A financing agreement is a type of investment that some institutional investors use because of the instrument`s low-risk and fixed-rate characteristics. The term generally refers to an agreement between two parties, with the issuer offering the investor a return on a lump sum investment. Generally speaking, two parties can enter into a legally binding financing agreement and the terms will generally determine the expected use of the capital and the expected return to the investor over time. This note describes the new data on securities covered by a financing contract (FABS) that are provided under the Enhanced Financial Accounts (EFA) initiative. As described in Holmquist and Perozek (2016), the U.S. financial accounts report the total amount of FABS`s outstanding assets at a quarterly rate. This EFA project expands financial account data by providing daily data to different types of FABS, which vary depending on duration and integrated optionality. The more detailed data presented in this EFA project provide a clearer picture of developments in this important financing market, including the start-up of a segment of the FABS market from the summer of 2007 (Foley-Fisher, Narajabad and Verani 2015). The project thus promotes the objectives of the EFA initiative – described in Gallin and Smith (2014) – in order to provide a more detailed and frequent picture of financial intermediation in the United States. Life insurers reacted to the collapse of the fabs market by issuing FABN in the shorter term, As shown in Figure 3, and FABCP , Figure 5, as well as by the direct allocation of financing agreements to the Federal Home Loan Banks (FHLB).7 As in the case of FABS, insurers earn a spread by investing the proceeds of financing agreements placed with FHLb in a portfolio of real estate and non-real estate assets with a higher return on the higher than financing costs.

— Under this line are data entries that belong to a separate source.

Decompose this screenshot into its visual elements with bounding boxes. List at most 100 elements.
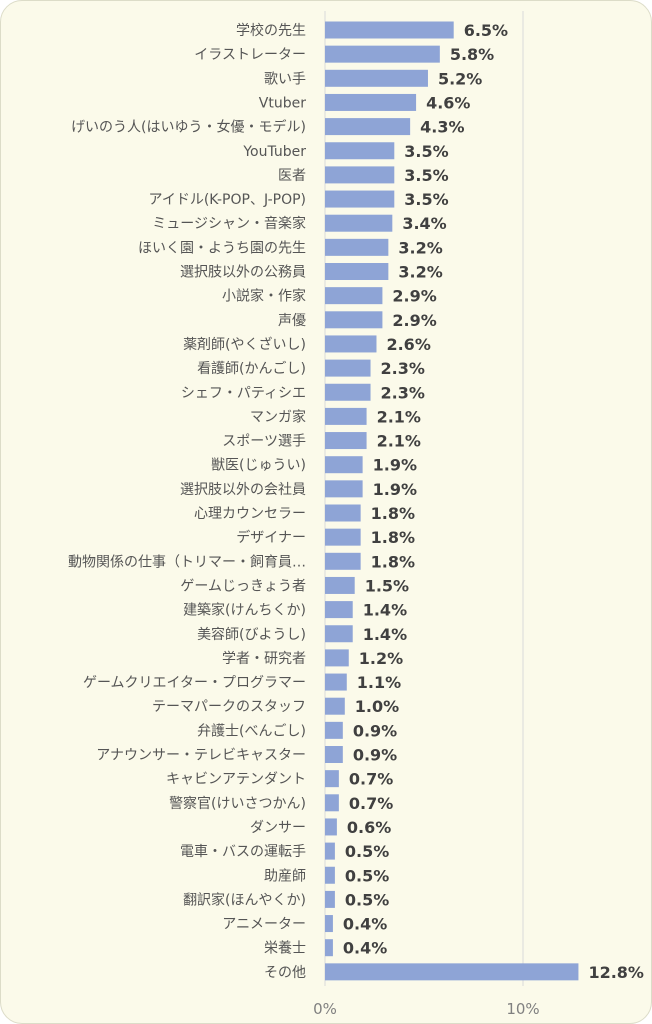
category-label: 学者・研究者 (222, 651, 306, 667)
bar (325, 746, 343, 763)
category-label: 動物関係の仕事（トリマー・飼育員… (68, 554, 306, 570)
bar (325, 456, 363, 474)
value-label: 0.7% (349, 794, 393, 813)
category-label: げいのう人(はいゆう・女優・モデル) (71, 119, 306, 136)
value-label: 2.1% (377, 432, 421, 451)
bar (325, 166, 395, 184)
bar (325, 576, 355, 594)
value-label: 1.8% (371, 504, 415, 523)
bar (325, 939, 333, 957)
value-label: 1.4% (363, 601, 407, 620)
category-label: マンガ家 (250, 408, 306, 425)
value-label: 4.3% (420, 118, 464, 137)
value-label: 1.5% (365, 576, 409, 595)
value-label: 5.8% (450, 45, 494, 64)
bar (325, 45, 440, 63)
bar (325, 721, 343, 739)
bar (325, 915, 333, 933)
bar (325, 407, 367, 425)
value-label: 0.5% (345, 866, 389, 885)
category-label: アナウンサー・テレビキャスター (96, 748, 306, 764)
category-label: 選択肢以外の公務員 (180, 265, 306, 281)
category-label: イラストレーター (194, 47, 306, 63)
value-labels: 6.5% 5.8% 5.2% 4.6% 4.3% 3.5% 3.5% 3.5% 3.4% 3.2%… (343, 21, 644, 982)
x-tick-label: 0% (313, 1000, 337, 1018)
bar (325, 21, 454, 39)
value-label: 3.5% (404, 142, 448, 161)
category-label: デザイナー (236, 529, 306, 546)
bar (325, 625, 353, 643)
category-label: ミュージシャン・音楽家 (152, 215, 306, 232)
category-label: テーマパークのスタッフ (152, 699, 306, 715)
bar (325, 359, 371, 377)
category-label: 学校の先生 (236, 22, 306, 39)
category-label: 栄養士 (264, 940, 306, 957)
value-label: 3.5% (404, 190, 448, 209)
category-label: キャビンアテンダント (166, 772, 306, 788)
category-label: その他 (264, 965, 306, 981)
value-label: 1.1% (357, 673, 401, 692)
value-label: 0.6% (347, 818, 391, 837)
value-label: 4.6% (426, 93, 470, 112)
category-label: 電車・バスの運転手 (180, 843, 306, 860)
bar (325, 963, 579, 981)
value-label: 2.1% (377, 407, 421, 426)
category-label: ほいく園・ようち園の先生 (138, 240, 306, 256)
value-label: 0.5% (345, 842, 389, 861)
category-label: 選択肢以外の会社員 (180, 482, 306, 498)
bar (325, 383, 371, 401)
category-label: 医者 (278, 168, 306, 184)
bar (325, 794, 339, 812)
value-label: 2.9% (392, 311, 436, 330)
category-label: 翻訳家(ほんやくか) (183, 891, 306, 908)
bar (325, 93, 417, 111)
category-label: ダンサー (250, 820, 306, 836)
bar (325, 432, 367, 450)
category-label: ゲームクリエイター・プログラマー (83, 675, 306, 691)
category-label: 美容師(びようし) (197, 626, 306, 643)
category-label: 看護師(かんごし) (197, 361, 306, 377)
bar (325, 697, 345, 715)
category-label: 心理カウンセラー (194, 506, 306, 522)
x-tick-label: 10% (506, 1000, 539, 1018)
bar (325, 601, 353, 619)
bar (325, 818, 337, 836)
value-label: 0.9% (353, 746, 397, 765)
bar (325, 649, 349, 667)
category-label: 声優 (278, 313, 306, 329)
value-label: 3.4% (402, 214, 446, 233)
category-label: ゲームじっきょう者 (180, 578, 306, 594)
category-label: 警察官(けいさつかん) (169, 795, 306, 812)
value-label: 1.2% (359, 649, 403, 668)
value-label: 0.7% (349, 770, 393, 789)
value-label: 0.4% (343, 915, 387, 934)
value-label: 5.2% (438, 69, 482, 88)
category-label: 建築家(けんちくか) (183, 602, 306, 619)
value-label: 2.6% (386, 335, 430, 354)
bar (325, 480, 363, 498)
value-label: 2.9% (392, 287, 436, 306)
value-label: 2.3% (381, 359, 425, 378)
value-label: 1.9% (373, 456, 417, 475)
bar (325, 287, 383, 305)
bar (325, 866, 335, 884)
value-label: 0.9% (353, 721, 397, 740)
value-label: 2.3% (381, 383, 425, 402)
value-label: 0.5% (345, 890, 389, 909)
bar (325, 311, 383, 329)
value-label: 1.8% (371, 552, 415, 571)
bar (325, 190, 395, 208)
value-label: 3.2% (398, 263, 442, 282)
x-axis-ticks: 0% 10% (313, 1000, 540, 1018)
bar (325, 214, 393, 232)
category-label: アイドル(K-POP、J-POP) (149, 192, 306, 208)
category-label: 獣医(じゅうい) (211, 458, 306, 474)
bar (325, 335, 377, 353)
value-label: 1.8% (371, 528, 415, 547)
category-label: 薬剤師(やくざいし) (183, 336, 306, 353)
value-label: 0.4% (343, 939, 387, 958)
bar (325, 842, 335, 860)
bar (325, 263, 389, 280)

As shown in Chart 7, the increase in FHLB`s advances during the financial crisis is broadly equivalent to that of the outstanding FABS. While FHLB played a particular role during the financial crisis in providing these insurers with an effective liquidity backstop, FHLB`s advances have since become a more widespread source of wholesale financing for many life insurers.81 Another advantage is that financing agreements do not increase the leverage of insurers, since they are legal insurance contracts. Back to the Text In a typical FABS structure, a life insurer sells a single financing agreement to an EPS that funds the financing agreement by distributing smaller FABS parts to institutional investors. In addition, at least two types of FABS are designed for short-term investors, such as leading money market investment funds: Extendible Funding Agreement-backed Notes (XFABN) and Funding Agreement-backed commercial paper (FABCP). These securities have a much shorter term than the underlying financing agreement, which typically has a term of about ten years. XFABN often has an initial duration of 397 days, but each month gives investors the option to gradually extend the duration of their bonds by one month. FABCP is a one-week to six-month fixed-term contract.3 FABS in U.S. Financial Accounts Aggregated quarterly values for FABS issues related to U.S.
life insurers are available in U.S. financial accounts starting in 1997:Q3. For more information on how FABS are recorded in financial accounts, see Holmquist and Perozek (2016). To keep up with the FABS market, 4 The fabs market collapsed during the financial crisis, when institutional investors withdrew from the structured product markets.6 After the initial sharp decline in the early years of the financial crisis, fabS outstanding continued to decline, but more slowly, until the end of 2013, when the fabs level fell to about $60 billion , or just over a third of the outstanding amount in 2008.